Si vos données figurent parmi les 1,2 million d’IBAN consultés frauduleusement, vous allez recevoir un message officiel de l’administration. Et ce mail n’a rien d’un simple avertissement de routine.
L’incident touche le fichier FICOBA, la base qui recense l’ensemble des comptes bancaires ouverts en France. Contrairement à une idée reçue, FICOBA ne contient ni les soldes ni les historiques d’opérations. En revanche, il centralise des informations sensibles : identité du titulaire, établissement bancaire et surtout IBAN. Des données qui, prises isolément, ne permettent pas de vider un compte en quelques clics, mais qui constituent une matière première précieuse pour des escroqueries ciblées.
Selon les premiers éléments communiqués, l’accès frauduleux aurait été rendu possible via l’usurpation d’identifiants d’un agent habilité. Autrement dit, il ne s’agit pas d’un simple piratage opportuniste mais d’un contournement des mécanismes internes d’authentification. La DGFiP a depuis restreint les accès concernés, déposé plainte et saisi la CNIL, conformément aux obligations prévues par le Règlement général sur la protection des données.
Ce qui change vraiment la donne, c’est l’envoi imminent d’un mail individuel aux personnes touchées
L’administration précise que seules les personnes dont les données ont effectivement été consultées recevront une notification. Ce point est crucial car il ne s’agira pas d’un message massif envoyé à tous les contribuables, mais d’une communication ciblée. Si un mail arrive dans votre boîte de réception en provenance officielle de la DGFiP, cela signifie que vos informations figurent dans le périmètre de la fuite. Et il faut le prendre très au sérieux.
D’abord parce qu’un IBAN, associé à un nom et une adresse, facilite certaines fraudes, notamment les tentatives de prélèvements SEPA frauduleux. Certes, la réglementation protège le consommateur, un prélèvement non autorisé peut être contesté et remboursé, mais cela suppose de s’en apercevoir rapidement. Ensuite, ces données peuvent alimenter des campagnes de phishing particulièrement crédibles. Un escroc capable de citer votre banque et votre IBAN inspire davantage confiance qu’un message générique truffé de fautes d’orthographe.
Le risque immédiat n’est donc pas une disparition instantanée de vos économies, mais une exposition accrue à des tentatives d’arnaques ciblées dans les semaines et mois à venir. Appels se faisant passer pour votre conseiller bancaire, faux mails imitant les impôts, demandes de vérification de sécurité, les possibilités sont très nombreuses !
L’autre enjeu concerne la confusion, car une vague de faux mails pourrait tenter de surfer sur l’annonce officielle. C’est presque mécanique, dès qu’une administration communique sur une fuite de données, des cybercriminels essaient d’exploiter la situation. Il faudra donc vérifier scrupuleusement l’expéditeur, ne cliquer sur aucun lien suspect et, en cas de doute, passer directement par votre espace personnel sur impots.gouv.fr plutôt que par un lien contenu dans un message.

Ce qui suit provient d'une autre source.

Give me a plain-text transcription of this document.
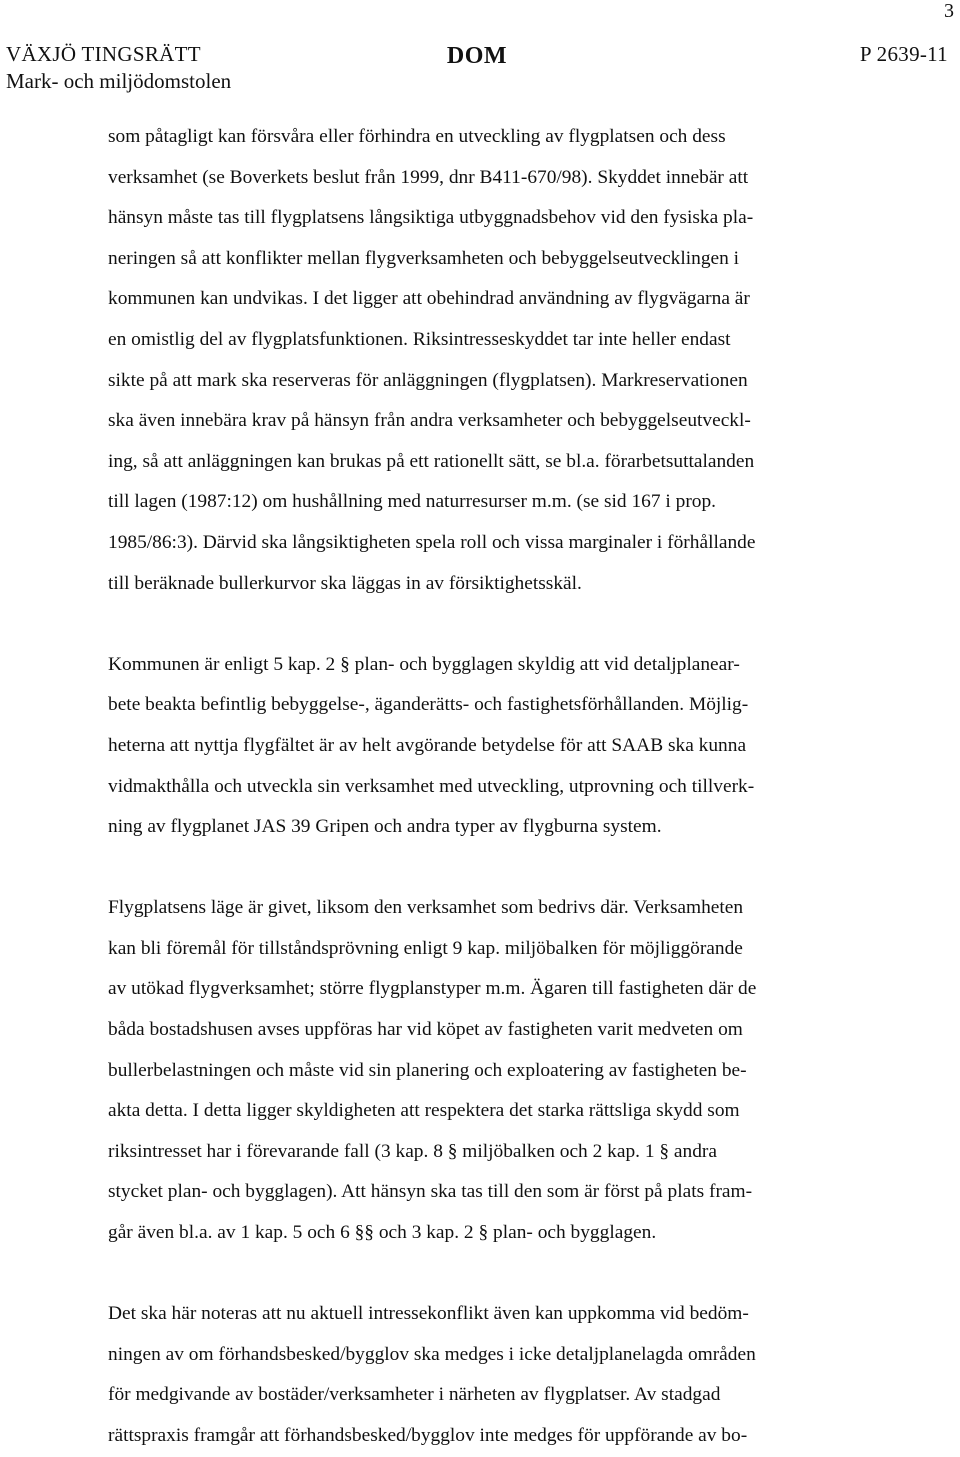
3
VÄXJÖ TINGSRÄTT
Mark- och miljödomstolen
DOM	P 2639-11
som påtagligt kan försvåra eller förhindra en utveckling av flygplatsen och dess
verksamhet (se Boverkets beslut från 1999, dnr B411-670/98). Skyddet innebär att
hänsyn måste tas till flygplatsens långsiktiga utbyggnadsbehov vid den fysiska pla-
neringen så att konflikter mellan flygverksamheten och bebyggelseutvecklingen i
kommunen kan undvikas. I det ligger att obehindrad användning av flygvägarna är
en omistlig del av flygplatsfunktionen. Riksintresseskyddet tar inte heller endast
sikte på att mark ska reserveras för anläggningen (flygplatsen). Markreservationen
ska även innebära krav på hänsyn från andra verksamheter och bebyggelseutveckl-
ing, så att anläggningen kan brukas på ett rationellt sätt, se bl.a. förarbetsuttalanden
till lagen (1987:12) om hushållning med naturresurser m.m. (se sid 167 i prop.
1985/86:3). Därvid ska långsiktigheten spela roll och vissa marginaler i förhållande
till beräknade bullerkurvor ska läggas in av försiktighetsskäl.
Kommunen är enligt 5 kap. 2 § plan- och bygglagen skyldig att vid detaljplanear-
bete beakta befintlig bebyggelse-, äganderätts- och fastighetsförhållanden. Möjlig-
heterna att nyttja flygfältet är av helt avgörande betydelse för att SAAB ska kunna
vidmakthålla och utveckla sin verksamhet med utveckling, utprovning och tillverk-
ning av flygplanet JAS 39 Gripen och andra typer av flygburna system.
Flygplatsens läge är givet, liksom den verksamhet som bedrivs där. Verksamheten
kan bli föremål för tillståndsprövning enligt 9 kap. miljöbalken för möjliggörande
av utökad flygverksamhet; större flygplanstyper m.m. Ägaren till fastigheten där de
båda bostadshusen avses uppföras har vid köpet av fastigheten varit medveten om
bullerbelastningen och måste vid sin planering och exploatering av fastigheten be-
akta detta. I detta ligger skyldigheten att respektera det starka rättsliga skydd som
riksintresset har i förevarande fall (3 kap. 8 § miljöbalken och 2 kap. 1 § andra
stycket plan- och bygglagen). Att hänsyn ska tas till den som är först på plats fram-
går även bl.a. av 1 kap. 5 och 6 §§ och 3 kap. 2 § plan- och bygglagen.
Det ska här noteras att nu aktuell intressekonflikt även kan uppkomma vid bedöm-
ningen av om förhandsbesked/bygglov ska medges i icke detaljplanelagda områden
för medgivande av bostäder/verksamheter i närheten av flygplatser. Av stadgad
rättspraxis framgår att förhandsbesked/bygglov inte medges för uppförande av bo-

Cette affaire rappelle surtout un point souvent oublié, les bases de données publiques, même ultra-sensibles, ne sont pas immunisées contre les incidents de sécurité. Le fichier FICOBA est un outil central pour l’État, utilisé notamment pour lutter contre la fraude fiscale ou identifier des comptes bancaires dans le cadre de procédures judiciaires. Qu’il soit concerné par un accès frauduleux place l’événement parmi les incidents cyber les plus sérieux de ces dernières années côté administration.
Le mail qui va être envoyé n’est donc pas une formalité administrative. C’est la reconnaissance officielle d’une exposition de données bancaires. Si vous le recevez, la vigilance devra devenir réflexe : surveillance accrue des relevés, activation des notifications en temps réel dans l’application bancaire, contrôle régulier des mandats de prélèvement enregistrés.
En attendant, inutile de céder à la panique si aucun message ne vous parvient. L’administration a été claire puisque seules les personnes concernées seront contactées. Mais si le mail arrive, il ne faudra pas le classer dans les courriers indésirables en se disant que ce n’est sûrement rien. Dans ce cas précis, ce sera justement tout l’inverse.